Hi, I'm Sai Teja — an AI/ML engineer.
Strategic AI/ML engineer designing end-to-end intelligent systems that transform raw data into autonomous actions — multi-agent AI, RAG pipelines, and production ML infrastructure at scale.
I design and ship automation and intelligent workflows for regulated, high-stakes domains — multi-agent systems, RAG at scale, solid data modeling, and the evaluation and MLOps practices that make models trustworthy in production.
I care most about the unglamorous layer around the model: metrics you can trust, guardrails in sensitive settings, and architecture that still makes sense a year later.
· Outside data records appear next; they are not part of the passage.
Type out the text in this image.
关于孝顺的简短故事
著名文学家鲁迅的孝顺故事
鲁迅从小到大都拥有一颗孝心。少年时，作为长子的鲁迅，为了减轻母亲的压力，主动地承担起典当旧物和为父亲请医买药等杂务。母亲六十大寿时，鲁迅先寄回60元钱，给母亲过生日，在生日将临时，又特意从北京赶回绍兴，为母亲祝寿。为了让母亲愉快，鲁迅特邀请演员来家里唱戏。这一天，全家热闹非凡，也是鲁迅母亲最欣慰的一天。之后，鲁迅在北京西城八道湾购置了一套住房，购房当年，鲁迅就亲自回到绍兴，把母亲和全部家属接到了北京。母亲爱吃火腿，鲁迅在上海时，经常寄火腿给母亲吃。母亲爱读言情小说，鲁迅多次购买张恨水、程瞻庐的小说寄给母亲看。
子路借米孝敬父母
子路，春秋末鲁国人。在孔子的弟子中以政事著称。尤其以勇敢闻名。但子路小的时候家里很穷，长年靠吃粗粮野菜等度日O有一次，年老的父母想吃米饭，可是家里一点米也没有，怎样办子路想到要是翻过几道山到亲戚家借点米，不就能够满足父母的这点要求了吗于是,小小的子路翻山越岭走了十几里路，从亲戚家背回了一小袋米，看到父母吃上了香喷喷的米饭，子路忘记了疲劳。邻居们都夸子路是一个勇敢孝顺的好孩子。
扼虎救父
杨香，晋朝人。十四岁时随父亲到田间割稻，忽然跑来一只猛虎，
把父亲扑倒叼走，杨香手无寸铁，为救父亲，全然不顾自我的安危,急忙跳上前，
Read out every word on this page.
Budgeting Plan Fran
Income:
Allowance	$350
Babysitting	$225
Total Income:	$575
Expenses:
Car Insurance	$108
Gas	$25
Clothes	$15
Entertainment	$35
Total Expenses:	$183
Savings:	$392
When I experiment on my own time, it's often end-to-end language-model work — for example a compact decoder-only LM trained with a frugal, laptop-friendly pipeline.
Grit & adaptability
I trained a 50M-param language model from scratch on a Mac. I question the default that big problems need big budgets.
Evaluation-first
Every LLM feature ships with a Quality Bar — RAGAS, G-Eval, and HITL loops. If we can't measure it, we can't trust it.
Strategic leadership
I guide cross-functional teams through dimensional modeling and model-optimization challenges — clarity beats cleverness.
Clean architecture
Clear boundaries between data, domain, and infrastructure keep AI systems maintainable long after launch.